The Governor’s Authority
If the Legislature does not or cannot act, the governor has the authority to do many things. Under emergency powers, for example, he can move around or withhold monies that have already been appropriated for other purposes. He has already ordered departments to restrict spending.
Ige can also shift around funding allocated to major expenditures like education and Medicaid, or adjust the state’s unfunded liabilities for health and pensions. Such actions, though, would very likely be seen as unpalatable.
If the virus somehow dramatically subsides in the near term — say, in May — and the economy begins to return to life, the state could also choose to go with the supplemental budget that was already approved last year.
But the Constitution requires that Hawaii not spend more than it takes in, and so Ige — a former Ways and Means chair — would have to wield a mighty scalpel, likely in consultation with the Legislature.

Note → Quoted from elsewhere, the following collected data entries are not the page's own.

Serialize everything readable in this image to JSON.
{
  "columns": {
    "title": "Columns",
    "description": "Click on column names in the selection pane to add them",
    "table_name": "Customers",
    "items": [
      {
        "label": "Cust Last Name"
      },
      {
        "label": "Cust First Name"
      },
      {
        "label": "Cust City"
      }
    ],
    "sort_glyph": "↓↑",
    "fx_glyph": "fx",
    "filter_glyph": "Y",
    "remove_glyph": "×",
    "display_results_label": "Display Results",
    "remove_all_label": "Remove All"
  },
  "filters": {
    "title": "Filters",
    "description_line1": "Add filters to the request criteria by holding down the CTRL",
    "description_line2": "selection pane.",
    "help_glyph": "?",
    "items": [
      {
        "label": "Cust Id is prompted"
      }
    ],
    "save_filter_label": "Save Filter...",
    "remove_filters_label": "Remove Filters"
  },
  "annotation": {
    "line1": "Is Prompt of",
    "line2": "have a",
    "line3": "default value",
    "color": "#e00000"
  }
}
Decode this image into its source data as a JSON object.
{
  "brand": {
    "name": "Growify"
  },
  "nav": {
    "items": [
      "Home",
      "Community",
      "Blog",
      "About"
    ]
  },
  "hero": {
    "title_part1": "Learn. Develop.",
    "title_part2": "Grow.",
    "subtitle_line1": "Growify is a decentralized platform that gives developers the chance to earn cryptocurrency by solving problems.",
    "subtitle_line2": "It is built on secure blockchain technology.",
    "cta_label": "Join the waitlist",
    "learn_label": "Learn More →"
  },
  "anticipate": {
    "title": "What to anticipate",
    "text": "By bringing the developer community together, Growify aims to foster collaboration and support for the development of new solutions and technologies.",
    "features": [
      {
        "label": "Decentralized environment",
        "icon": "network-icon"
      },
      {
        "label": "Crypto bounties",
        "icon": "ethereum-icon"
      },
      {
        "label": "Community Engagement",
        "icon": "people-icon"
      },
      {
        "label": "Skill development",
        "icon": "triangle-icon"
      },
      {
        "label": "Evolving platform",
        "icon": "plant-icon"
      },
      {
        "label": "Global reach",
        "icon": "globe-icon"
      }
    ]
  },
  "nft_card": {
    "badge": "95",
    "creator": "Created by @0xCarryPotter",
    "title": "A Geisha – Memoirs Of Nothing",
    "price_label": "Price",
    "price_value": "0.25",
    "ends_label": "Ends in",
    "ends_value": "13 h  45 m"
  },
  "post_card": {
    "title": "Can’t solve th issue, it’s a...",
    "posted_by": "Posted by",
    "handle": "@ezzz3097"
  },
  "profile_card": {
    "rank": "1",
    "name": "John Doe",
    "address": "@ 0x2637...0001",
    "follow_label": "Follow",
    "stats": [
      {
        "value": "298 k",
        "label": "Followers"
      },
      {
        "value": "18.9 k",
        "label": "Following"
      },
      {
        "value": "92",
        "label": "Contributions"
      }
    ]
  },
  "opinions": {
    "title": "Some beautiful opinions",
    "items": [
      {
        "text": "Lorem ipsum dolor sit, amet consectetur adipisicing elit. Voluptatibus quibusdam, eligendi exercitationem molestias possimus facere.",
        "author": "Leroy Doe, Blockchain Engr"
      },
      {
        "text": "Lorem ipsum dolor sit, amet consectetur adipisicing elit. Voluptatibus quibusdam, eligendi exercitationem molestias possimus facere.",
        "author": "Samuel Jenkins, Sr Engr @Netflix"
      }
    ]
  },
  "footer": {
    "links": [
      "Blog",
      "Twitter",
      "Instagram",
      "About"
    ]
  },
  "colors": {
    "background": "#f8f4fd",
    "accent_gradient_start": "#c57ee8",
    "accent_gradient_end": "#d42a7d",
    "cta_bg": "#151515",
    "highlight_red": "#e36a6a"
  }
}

What the governor cannot do is print money like the federal government, which can pass budgets with deficits and drive up the national debt. Congress and President Trump approved a $2.2 trillion coronavirus relief funding package late last month and $4.4 billion of it is expected to go to Hawaii, nearly $900 million of it to state and county governments in the response to COVID-19.
These estimates are also from the budget that the Ige administration submitted to the Legislature. Lawmakers are very worried that COVID-19 will decimate state revenues and thus the ability to fund government operations.
Last Wednesday Saiki and Senate President Ron Kouchi were part of a press conference on the Capitol’s fifth floor when Ige announced that former Hawaiian Electric executive Alan Oshima will lead state efforts to develop and implement a plan for “economic and community stabilization, recovery and resiliency.”
Because of social distancing, the leaders did not stand side-by-side when speaking to the media as they did in January when — in a rare move — they and other state officials and business leaders said they had agreed to the joint initiative to address Hawaii’s high cost-of-living.
That package of bills included ones allowing a modest increase to the minimum wage, more funds for affordable housing and expansion of affordable preschool programs.
Like the budget, capital improvement plan and pay-raise bills, of course, those initiatives are also up in the air and perhaps moot. Saiki said the minimum wage bill, for example, was very unlikely to become a reality this year when so many business are collapsing. Dela Cruz agreed.
And yet, the display of working together was real and suggested that Hawaii’s top leaders had found a new way to come together despite their many differences.
That same solidarity seemed evident on Wednesday when Ige said, “There is no time for personal agendas and self-interest — Hawaii is one community, one family. We need to work together. This is the only way we are going to survive.”